To add a comment to this bug, you must first unarchive it, by sending
a message to control AT debbugs.gnu.org, with unarchive 71685 in the body.
You can then email your comments to 71685 AT debbugs.gnu.org in the normal way.

Toggle the display of automated, internal messages from the tracker.

View this report as an mbox folder, status mbox, maintainer mbox


Report forwarded to bug-gnu-emacs <at> gnu.org:
bug#71685; Package emacs. (Thu, 20 Jun 2024 19:16:01 GMT) Full text and rfc822 format available.

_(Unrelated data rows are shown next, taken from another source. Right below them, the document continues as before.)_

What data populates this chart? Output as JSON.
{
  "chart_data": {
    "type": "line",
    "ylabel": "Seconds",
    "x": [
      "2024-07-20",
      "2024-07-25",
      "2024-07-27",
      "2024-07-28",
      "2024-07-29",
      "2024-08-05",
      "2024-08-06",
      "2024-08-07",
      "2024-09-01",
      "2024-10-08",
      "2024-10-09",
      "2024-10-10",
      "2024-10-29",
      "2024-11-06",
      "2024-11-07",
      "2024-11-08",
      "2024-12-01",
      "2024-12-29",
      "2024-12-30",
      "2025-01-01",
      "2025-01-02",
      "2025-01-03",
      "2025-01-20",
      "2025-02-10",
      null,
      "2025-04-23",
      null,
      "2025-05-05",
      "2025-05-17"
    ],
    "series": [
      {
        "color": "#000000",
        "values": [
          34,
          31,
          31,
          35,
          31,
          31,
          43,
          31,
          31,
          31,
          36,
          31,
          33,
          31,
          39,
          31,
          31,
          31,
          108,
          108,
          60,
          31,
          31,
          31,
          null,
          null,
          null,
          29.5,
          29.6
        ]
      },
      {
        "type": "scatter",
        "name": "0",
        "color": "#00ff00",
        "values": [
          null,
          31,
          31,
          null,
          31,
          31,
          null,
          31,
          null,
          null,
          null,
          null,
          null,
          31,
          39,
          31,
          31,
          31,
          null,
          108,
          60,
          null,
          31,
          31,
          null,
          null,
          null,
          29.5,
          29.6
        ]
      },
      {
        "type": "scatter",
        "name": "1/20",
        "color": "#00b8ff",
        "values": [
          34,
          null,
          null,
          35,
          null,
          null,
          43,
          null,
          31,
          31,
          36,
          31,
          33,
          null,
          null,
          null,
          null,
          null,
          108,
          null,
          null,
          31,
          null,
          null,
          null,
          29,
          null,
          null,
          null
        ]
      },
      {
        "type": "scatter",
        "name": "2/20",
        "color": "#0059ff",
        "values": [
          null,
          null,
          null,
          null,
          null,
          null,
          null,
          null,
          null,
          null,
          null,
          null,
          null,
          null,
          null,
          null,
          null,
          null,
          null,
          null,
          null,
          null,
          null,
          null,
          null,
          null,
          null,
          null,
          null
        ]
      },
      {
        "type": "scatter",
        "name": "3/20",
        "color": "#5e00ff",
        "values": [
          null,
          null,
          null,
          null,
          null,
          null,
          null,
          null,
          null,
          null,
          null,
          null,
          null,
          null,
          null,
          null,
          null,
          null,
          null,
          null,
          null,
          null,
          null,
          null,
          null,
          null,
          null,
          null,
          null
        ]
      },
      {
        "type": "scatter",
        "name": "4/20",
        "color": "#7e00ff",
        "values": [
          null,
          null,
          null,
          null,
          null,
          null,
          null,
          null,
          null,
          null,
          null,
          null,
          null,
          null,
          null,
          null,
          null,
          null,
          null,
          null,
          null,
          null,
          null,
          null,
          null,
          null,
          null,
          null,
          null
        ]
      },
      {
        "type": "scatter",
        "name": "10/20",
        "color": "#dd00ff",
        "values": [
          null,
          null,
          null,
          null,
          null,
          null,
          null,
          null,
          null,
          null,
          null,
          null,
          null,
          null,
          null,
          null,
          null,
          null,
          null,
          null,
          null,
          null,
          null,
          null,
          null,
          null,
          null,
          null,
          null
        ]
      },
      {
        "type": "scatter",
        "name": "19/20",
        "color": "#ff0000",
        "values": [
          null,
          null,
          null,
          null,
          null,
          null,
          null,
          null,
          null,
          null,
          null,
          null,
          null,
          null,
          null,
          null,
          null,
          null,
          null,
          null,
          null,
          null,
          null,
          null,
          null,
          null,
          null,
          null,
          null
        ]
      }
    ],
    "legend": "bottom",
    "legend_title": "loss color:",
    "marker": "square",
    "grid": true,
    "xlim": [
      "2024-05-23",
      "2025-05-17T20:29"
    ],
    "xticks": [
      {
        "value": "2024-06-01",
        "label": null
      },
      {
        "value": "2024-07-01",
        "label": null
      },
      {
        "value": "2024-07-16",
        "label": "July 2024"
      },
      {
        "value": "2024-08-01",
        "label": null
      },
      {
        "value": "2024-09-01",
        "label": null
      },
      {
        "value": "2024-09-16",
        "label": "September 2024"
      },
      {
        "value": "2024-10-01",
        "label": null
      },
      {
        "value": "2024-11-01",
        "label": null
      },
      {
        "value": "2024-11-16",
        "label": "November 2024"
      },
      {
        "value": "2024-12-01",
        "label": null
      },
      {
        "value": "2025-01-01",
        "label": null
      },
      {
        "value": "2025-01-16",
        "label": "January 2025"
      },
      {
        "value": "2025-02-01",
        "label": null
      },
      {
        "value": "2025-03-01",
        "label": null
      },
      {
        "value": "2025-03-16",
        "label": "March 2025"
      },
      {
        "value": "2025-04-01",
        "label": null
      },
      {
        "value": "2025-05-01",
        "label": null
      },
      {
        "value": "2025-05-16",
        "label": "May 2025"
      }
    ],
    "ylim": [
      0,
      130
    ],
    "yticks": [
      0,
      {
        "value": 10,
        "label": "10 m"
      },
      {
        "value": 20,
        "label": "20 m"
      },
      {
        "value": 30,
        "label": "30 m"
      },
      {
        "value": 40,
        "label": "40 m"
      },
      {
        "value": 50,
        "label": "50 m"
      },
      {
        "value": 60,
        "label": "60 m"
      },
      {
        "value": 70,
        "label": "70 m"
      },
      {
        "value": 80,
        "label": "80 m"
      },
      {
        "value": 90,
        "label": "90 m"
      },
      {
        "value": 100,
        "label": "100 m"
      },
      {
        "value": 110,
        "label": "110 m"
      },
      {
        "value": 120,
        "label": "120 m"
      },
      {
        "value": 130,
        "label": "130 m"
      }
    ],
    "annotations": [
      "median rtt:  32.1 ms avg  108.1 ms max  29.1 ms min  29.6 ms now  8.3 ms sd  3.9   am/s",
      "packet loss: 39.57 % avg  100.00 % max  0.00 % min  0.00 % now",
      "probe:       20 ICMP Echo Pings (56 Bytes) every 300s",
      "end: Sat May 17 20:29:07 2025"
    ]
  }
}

Acknowledgement sent to JD Smith <jdtsmith <at> gmail.com>:
New bug report received and forwarded. Copy sent to bug-gnu-emacs <at> gnu.org. (Thu, 20 Jun 2024 19:16:02 GMT) Full text and rfc822 format available.

Message #5 received at submit <at> debbugs.gnu.org (full text, mbox):

From: JD Smith <jdtsmith <at> gmail.com>
To: bug-gnu-emacs <at> gnu.org
Subject: [PATCH] fix shr rendering in tables without tbody
Date: Thu, 20 Jun 2024 15:15:32 -0400
[Message part 1 (text/plain, inline)]
It is very common for HTML tables to include a header (<thead>) and/or footer (<tfoot>) without using <tbody>.  Modern browsers simply supply an implicit <tbody>..</tbody> around all the unparented rows in a table.  `shr' does not handle this common case correctly.  Below is an example with <thead> but not <tbody>.  It prints the header, but then subsumes it again inside the derived body, printing the header again in a single cell.  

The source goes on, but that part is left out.